Marijuana, Dagga, Kush, Weed. No-matter what you call it, the fact remains I am useless with it. Which is why I have opted to stay away from the dirty wonder weed. That was until it was gifted to me, not by some shady dealer in a dark alley, but by my future sister-in-law.
She handed me the little bags, off what looked like moldy herbs, and then began to recite her drug Ted Talk about, what strain it was, where and how it was grown and on and on.
She had obviously assumed that, I had puffed my way through adolescence.
As we pulled into the gate of the little cottage where I was staying, I thanked her for the present, and the ride home.
"Have a good time", she laughed.
"Okay, how to I roll it?" I replied sheepishly.
The look on her face was priceless. She'd just spent the last 45 minutes, giving her sermon on Weed to someone who, had no fucking clue what she was talking about.
The drivers door flung open and out strode a rather determined looking SIL.

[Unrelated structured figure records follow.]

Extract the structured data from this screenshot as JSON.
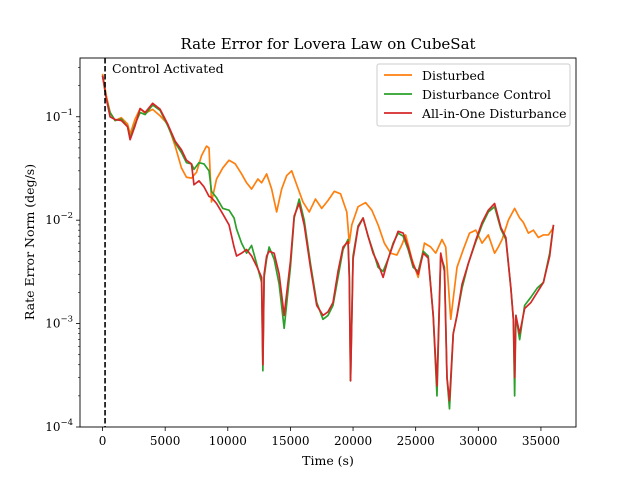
{
  "chart_data": {
    "type": "line",
    "title": "Rate Error for Lovera Law on CubeSat",
    "xlabel": "Time (s)",
    "ylabel": "Rate Error Norm (deg/s)",
    "xlim": [
      -1800,
      37800
    ],
    "ylim": [
      0.0001,
      0.37
    ],
    "yscale": "log",
    "xticks": [
      0,
      5000,
      10000,
      15000,
      20000,
      25000,
      30000,
      35000
    ],
    "xtick_labels": [
      "0",
      "5000",
      "10000",
      "15000",
      "20000",
      "25000",
      "30000",
      "35000"
    ],
    "yticks": [
      0.0001,
      0.001,
      0.01,
      0.1
    ],
    "ytick_labels": [
      {
        "base": "10",
        "exp": "−4"
      },
      {
        "base": "10",
        "exp": "−3"
      },
      {
        "base": "10",
        "exp": "−2"
      },
      {
        "base": "10",
        "exp": "−1"
      }
    ],
    "grid": false,
    "legend_position": "top-right",
    "annotations": [
      {
        "type": "vline",
        "x": 200,
        "style": "dashed",
        "color": "#000000",
        "text": "Control Activated"
      }
    ],
    "series": [
      {
        "name": "Disturbed",
        "color": "#ff7f0e",
        "x": [
          0,
          300,
          600,
          1000,
          1500,
          2000,
          2200,
          2600,
          3000,
          3400,
          4000,
          4600,
          5200,
          5800,
          6300,
          6700,
          7100,
          7500,
          7900,
          8300,
          8500,
          8700,
          9100,
          9600,
          10100,
          10600,
          11100,
          11500,
          11900,
          12400,
          12700,
          13100,
          13500,
          13900,
          14300,
          14700,
          15100,
          15500,
          16000,
          16500,
          17000,
          17500,
          18000,
          18500,
          19000,
          19500,
          19700,
          19900,
          20400,
          21000,
          21500,
          22000,
          22500,
          23000,
          23500,
          23900,
          24200,
          24700,
          25200,
          25700,
          26200,
          26600,
          27100,
          27400,
          27800,
          28300,
          28800,
          29300,
          29800,
          30300,
          30800,
          31300,
          31600,
          31900,
          32400,
          32900,
          33300,
          33600,
          34000,
          34400,
          34800,
          35200,
          35600,
          36000
        ],
        "y": [
          0.26,
          0.16,
          0.11,
          0.092,
          0.098,
          0.085,
          0.068,
          0.095,
          0.12,
          0.108,
          0.118,
          0.102,
          0.085,
          0.052,
          0.032,
          0.026,
          0.0255,
          0.029,
          0.042,
          0.052,
          0.05,
          0.015,
          0.025,
          0.032,
          0.038,
          0.035,
          0.028,
          0.023,
          0.02,
          0.025,
          0.023,
          0.028,
          0.02,
          0.012,
          0.02,
          0.027,
          0.03,
          0.022,
          0.015,
          0.012,
          0.016,
          0.013,
          0.0155,
          0.019,
          0.018,
          0.012,
          0.006,
          0.009,
          0.0135,
          0.0148,
          0.0125,
          0.009,
          0.006,
          0.0048,
          0.0046,
          0.0058,
          0.0072,
          0.0042,
          0.0028,
          0.006,
          0.0055,
          0.0048,
          0.0065,
          0.0055,
          0.0011,
          0.0035,
          0.0052,
          0.0075,
          0.008,
          0.006,
          0.0072,
          0.0048,
          0.0055,
          0.0065,
          0.01,
          0.013,
          0.0105,
          0.0095,
          0.0075,
          0.008,
          0.0068,
          0.0072,
          0.0072,
          0.0085
        ]
      },
      {
        "name": "Disturbance Control",
        "color": "#2ca02c",
        "x": [
          0,
          300,
          600,
          1000,
          1500,
          2000,
          2200,
          2600,
          3000,
          3400,
          4000,
          4600,
          5200,
          5800,
          6300,
          6700,
          7100,
          7300,
          7700,
          8100,
          8500,
          8700,
          9100,
          9600,
          10100,
          10500,
          10700,
          11100,
          11500,
          11900,
          12300,
          12700,
          12800,
          12900,
          13100,
          13300,
          13700,
          14100,
          14500,
          15000,
          15300,
          15700,
          16100,
          16600,
          17100,
          17600,
          18000,
          18400,
          18800,
          19200,
          19600,
          19700,
          19800,
          20000,
          20400,
          20800,
          21200,
          21600,
          22000,
          22400,
          22800,
          23200,
          23600,
          24000,
          24400,
          24800,
          25200,
          25600,
          26000,
          26400,
          26700,
          27000,
          27300,
          27500,
          27700,
          28000,
          28300,
          28700,
          29200,
          29800,
          30300,
          30800,
          31300,
          31800,
          32200,
          32600,
          32800,
          32900,
          33000,
          33300,
          33700,
          34200,
          34700,
          35200,
          35700,
          36000
        ],
        "y": [
          0.25,
          0.15,
          0.11,
          0.092,
          0.095,
          0.08,
          0.062,
          0.085,
          0.11,
          0.105,
          0.13,
          0.115,
          0.082,
          0.056,
          0.045,
          0.036,
          0.035,
          0.031,
          0.036,
          0.035,
          0.03,
          0.019,
          0.0165,
          0.013,
          0.0125,
          0.0105,
          0.0082,
          0.006,
          0.0048,
          0.0057,
          0.0038,
          0.0025,
          0.00035,
          0.0028,
          0.0042,
          0.0055,
          0.0042,
          0.0024,
          0.0009,
          0.0035,
          0.0105,
          0.016,
          0.01,
          0.0038,
          0.0016,
          0.0011,
          0.0012,
          0.0015,
          0.0028,
          0.0052,
          0.0065,
          0.003,
          0.00028,
          0.0045,
          0.0088,
          0.0105,
          0.007,
          0.005,
          0.0035,
          0.0032,
          0.0042,
          0.006,
          0.0075,
          0.007,
          0.0052,
          0.0035,
          0.0032,
          0.005,
          0.0045,
          0.0012,
          0.0002,
          0.0045,
          0.0035,
          0.0003,
          0.00015,
          0.0008,
          0.0012,
          0.0022,
          0.0038,
          0.0062,
          0.009,
          0.012,
          0.0135,
          0.0082,
          0.0065,
          0.0022,
          0.0011,
          0.0002,
          0.0012,
          0.0007,
          0.0015,
          0.0018,
          0.0022,
          0.0025,
          0.0048,
          0.009
        ]
      },
      {
        "name": "All-in-One Disturbance",
        "color": "#d62728",
        "x": [
          0,
          300,
          600,
          1000,
          1500,
          2000,
          2200,
          2600,
          3000,
          3400,
          4000,
          4600,
          5200,
          5800,
          6300,
          6700,
          7100,
          7300,
          7700,
          8100,
          8500,
          8700,
          9100,
          9600,
          10100,
          10500,
          10700,
          11100,
          11500,
          11900,
          12300,
          12700,
          12800,
          12900,
          13100,
          13300,
          13700,
          14100,
          14500,
          15000,
          15300,
          15700,
          16100,
          16600,
          17100,
          17600,
          18000,
          18400,
          18800,
          19200,
          19600,
          19700,
          19800,
          20000,
          20400,
          20800,
          21200,
          21600,
          22000,
          22400,
          22800,
          23200,
          23600,
          24000,
          24400,
          24800,
          25200,
          25600,
          26000,
          26400,
          26700,
          27000,
          27300,
          27500,
          27700,
          28000,
          28300,
          28700,
          29200,
          29800,
          30300,
          30800,
          31300,
          31800,
          32200,
          32600,
          32800,
          32900,
          33000,
          33300,
          33700,
          34200,
          34700,
          35200,
          35700,
          36000
        ],
        "y": [
          0.25,
          0.15,
          0.1,
          0.094,
          0.092,
          0.08,
          0.06,
          0.082,
          0.12,
          0.11,
          0.135,
          0.118,
          0.085,
          0.058,
          0.048,
          0.038,
          0.035,
          0.022,
          0.024,
          0.021,
          0.017,
          0.0165,
          0.0145,
          0.0115,
          0.009,
          0.0055,
          0.0045,
          0.0048,
          0.0052,
          0.0045,
          0.0036,
          0.0028,
          0.0004,
          0.003,
          0.0045,
          0.005,
          0.0048,
          0.003,
          0.0012,
          0.004,
          0.011,
          0.0145,
          0.009,
          0.0035,
          0.0015,
          0.0012,
          0.0013,
          0.0016,
          0.0032,
          0.0055,
          0.0062,
          0.0028,
          0.00028,
          0.0042,
          0.0085,
          0.0105,
          0.007,
          0.0048,
          0.0038,
          0.0028,
          0.0042,
          0.0058,
          0.0078,
          0.0075,
          0.0055,
          0.0037,
          0.003,
          0.0048,
          0.0043,
          0.0012,
          0.00025,
          0.0048,
          0.0032,
          0.0003,
          0.00018,
          0.0008,
          0.0012,
          0.0024,
          0.0038,
          0.0064,
          0.0095,
          0.0125,
          0.0145,
          0.0085,
          0.0068,
          0.0022,
          0.0011,
          0.0003,
          0.0012,
          0.0008,
          0.0014,
          0.0016,
          0.002,
          0.0025,
          0.0045,
          0.009
        ]
      }
    ]
  }
}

"Okay, I am going to roll you a J", she exclaimed.
Ten minutes, and a whole lot of cutting, crushing and rolling, later, there she proudly presented a fat white joint, about half the width of my little finger and the length of my palm.
She beamed with pride as she looked upon her little creation.

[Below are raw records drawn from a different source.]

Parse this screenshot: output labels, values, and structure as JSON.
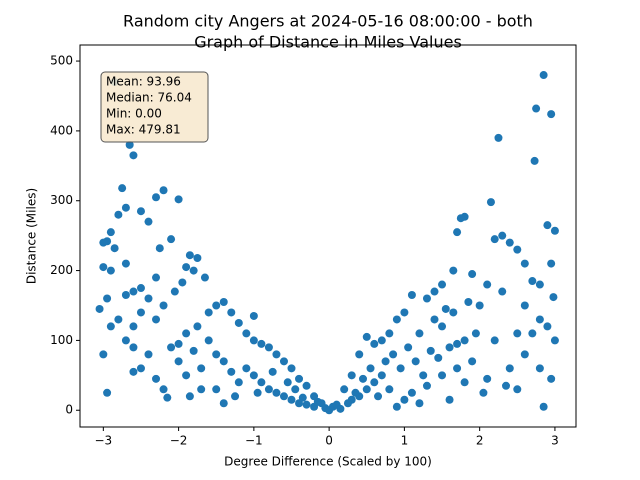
{
  "chart_data": {
    "type": "scatter",
    "title": [
      "Random city Angers at 2024-05-16 08:00:00  - both",
      "Graph of Distance in Miles Values"
    ],
    "x_label": "Degree Difference (Scaled by 100)",
    "y_label": "Distance (Miles)",
    "annotation": [
      "Mean: 93.96",
      "Median: 76.04",
      "Min: 0.00",
      "Max: 479.81"
    ],
    "color": "#1f77b4",
    "xlim": [
      -3.31,
      3.28
    ],
    "ylim": [
      -24,
      523
    ],
    "xticks": [
      {
        "value": -3,
        "label": "−3"
      },
      {
        "value": -2,
        "label": "−2"
      },
      {
        "value": -1,
        "label": "−1"
      },
      0,
      1,
      2,
      3
    ],
    "yticks": [
      0,
      100,
      200,
      300,
      400,
      500
    ],
    "x": [
      -2.85,
      -2.6,
      -2.65,
      -2.75,
      -2.7,
      -2.8,
      -2.9,
      -2.95,
      -3.0,
      -2.85,
      -2.7,
      -3.0,
      -2.9,
      -2.95,
      -3.05,
      -2.9,
      -3.0,
      -2.95,
      -2.5,
      -2.3,
      -2.2,
      -2.0,
      -2.1,
      -2.25,
      -2.4,
      -2.3,
      -1.85,
      -1.75,
      -1.8,
      -1.9,
      -2.05,
      -1.95,
      -2.5,
      -2.6,
      -2.7,
      -2.4,
      -2.2,
      -2.5,
      -2.3,
      -2.6,
      -2.8,
      -2.7,
      -2.6,
      -2.4,
      -2.5,
      -2.6,
      -2.3,
      -2.2,
      -2.15,
      -2.0,
      -1.9,
      -2.1,
      -2.0,
      -1.8,
      -1.9,
      -1.85,
      -1.7,
      -1.6,
      -1.5,
      -1.4,
      -1.3,
      -1.2,
      -1.65,
      -1.6,
      -1.5,
      -1.4,
      -1.3,
      -1.2,
      -1.1,
      -1.0,
      -1.0,
      -0.9,
      -0.8,
      -0.7,
      -0.6,
      -0.5,
      -0.4,
      -0.3,
      -0.2,
      -0.1,
      -1.5,
      -1.4,
      -1.1,
      -1.0,
      -0.9,
      -0.8,
      -0.7,
      -0.6,
      -0.5,
      -0.4,
      -0.3,
      -0.2,
      -1.7,
      -1.75,
      -1.25,
      -0.95,
      -0.75,
      -0.55,
      -0.45,
      -0.35,
      -0.15,
      -0.05,
      0,
      0.05,
      0.1,
      0.15,
      2.85,
      2.75,
      2.95,
      2.25,
      2.73,
      2.15,
      2.9,
      3.0,
      1.8,
      1.75,
      1.7,
      2.3,
      2.2,
      2.4,
      2.5,
      2.6,
      2.95,
      1.65,
      1.9,
      2.1,
      2.3,
      2.7,
      2.8,
      2.98,
      1.5,
      1.4,
      1.3,
      1.1,
      1.0,
      2.0,
      2.6,
      2.8,
      2.9,
      3.0,
      2.5,
      2.2,
      1.95,
      1.8,
      1.7,
      1.6,
      1.5,
      1.4,
      1.2,
      0.9,
      0.8,
      0.7,
      0.6,
      0.5,
      0.4,
      0.3,
      0.2,
      2.6,
      2.8,
      2.95,
      2.1,
      2.35,
      2.5,
      2.85,
      2.05,
      1.8,
      1.6,
      1.7,
      1.5,
      1.3,
      1.1,
      1.0,
      0.8,
      0.7,
      0.6,
      0.5,
      0.4,
      0.3,
      0.25,
      0.35,
      0.45,
      0.55,
      0.65,
      0.75,
      0.85,
      0.95,
      1.05,
      1.15,
      1.25,
      1.35,
      1.45,
      1.55,
      1.65,
      1.85,
      1.9,
      2.4,
      2.7,
      1.2,
      0.9
    ],
    "values": [
      470,
      365,
      380,
      318,
      290,
      280,
      255,
      242,
      240,
      232,
      210,
      205,
      200,
      160,
      145,
      120,
      80,
      25,
      285,
      305,
      315,
      302,
      245,
      232,
      270,
      190,
      222,
      218,
      200,
      205,
      170,
      183,
      175,
      170,
      165,
      160,
      150,
      140,
      130,
      120,
      130,
      100,
      90,
      80,
      60,
      55,
      45,
      30,
      18,
      95,
      110,
      90,
      70,
      85,
      50,
      20,
      30,
      140,
      150,
      155,
      140,
      125,
      190,
      100,
      80,
      70,
      55,
      40,
      110,
      135,
      100,
      95,
      90,
      80,
      70,
      60,
      45,
      35,
      20,
      10,
      30,
      10,
      60,
      50,
      40,
      30,
      25,
      20,
      15,
      10,
      8,
      5,
      60,
      120,
      20,
      25,
      55,
      40,
      30,
      18,
      12,
      3,
      0,
      5,
      8,
      2,
      480,
      432,
      424,
      390,
      357,
      298,
      265,
      257,
      277,
      275,
      255,
      250,
      245,
      240,
      230,
      210,
      210,
      200,
      195,
      180,
      170,
      185,
      180,
      162,
      180,
      170,
      160,
      165,
      140,
      150,
      150,
      130,
      120,
      100,
      110,
      100,
      110,
      100,
      95,
      90,
      120,
      130,
      110,
      130,
      110,
      100,
      95,
      105,
      80,
      50,
      30,
      80,
      60,
      45,
      45,
      35,
      30,
      5,
      25,
      40,
      15,
      60,
      50,
      35,
      25,
      15,
      30,
      50,
      40,
      30,
      20,
      15,
      10,
      25,
      45,
      60,
      20,
      70,
      80,
      60,
      90,
      70,
      50,
      85,
      75,
      145,
      140,
      155,
      70,
      60,
      110,
      10,
      5
    ]
  }
}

She looked up at me, probably expecting me to be in awe and wonder at what she'd done.
Clearly, my face did not adequately convey the awe and wonder she was hoping for.
It was at that point, we she'd decided that, her little work of art was far to good to simply leave in the hands of a heathen like me.
She casually placed the little cylindrical package between her lips and lit up.
Seating her self on my ugly green couch, she pulled in before exhaling a huge cloud of musty smoke.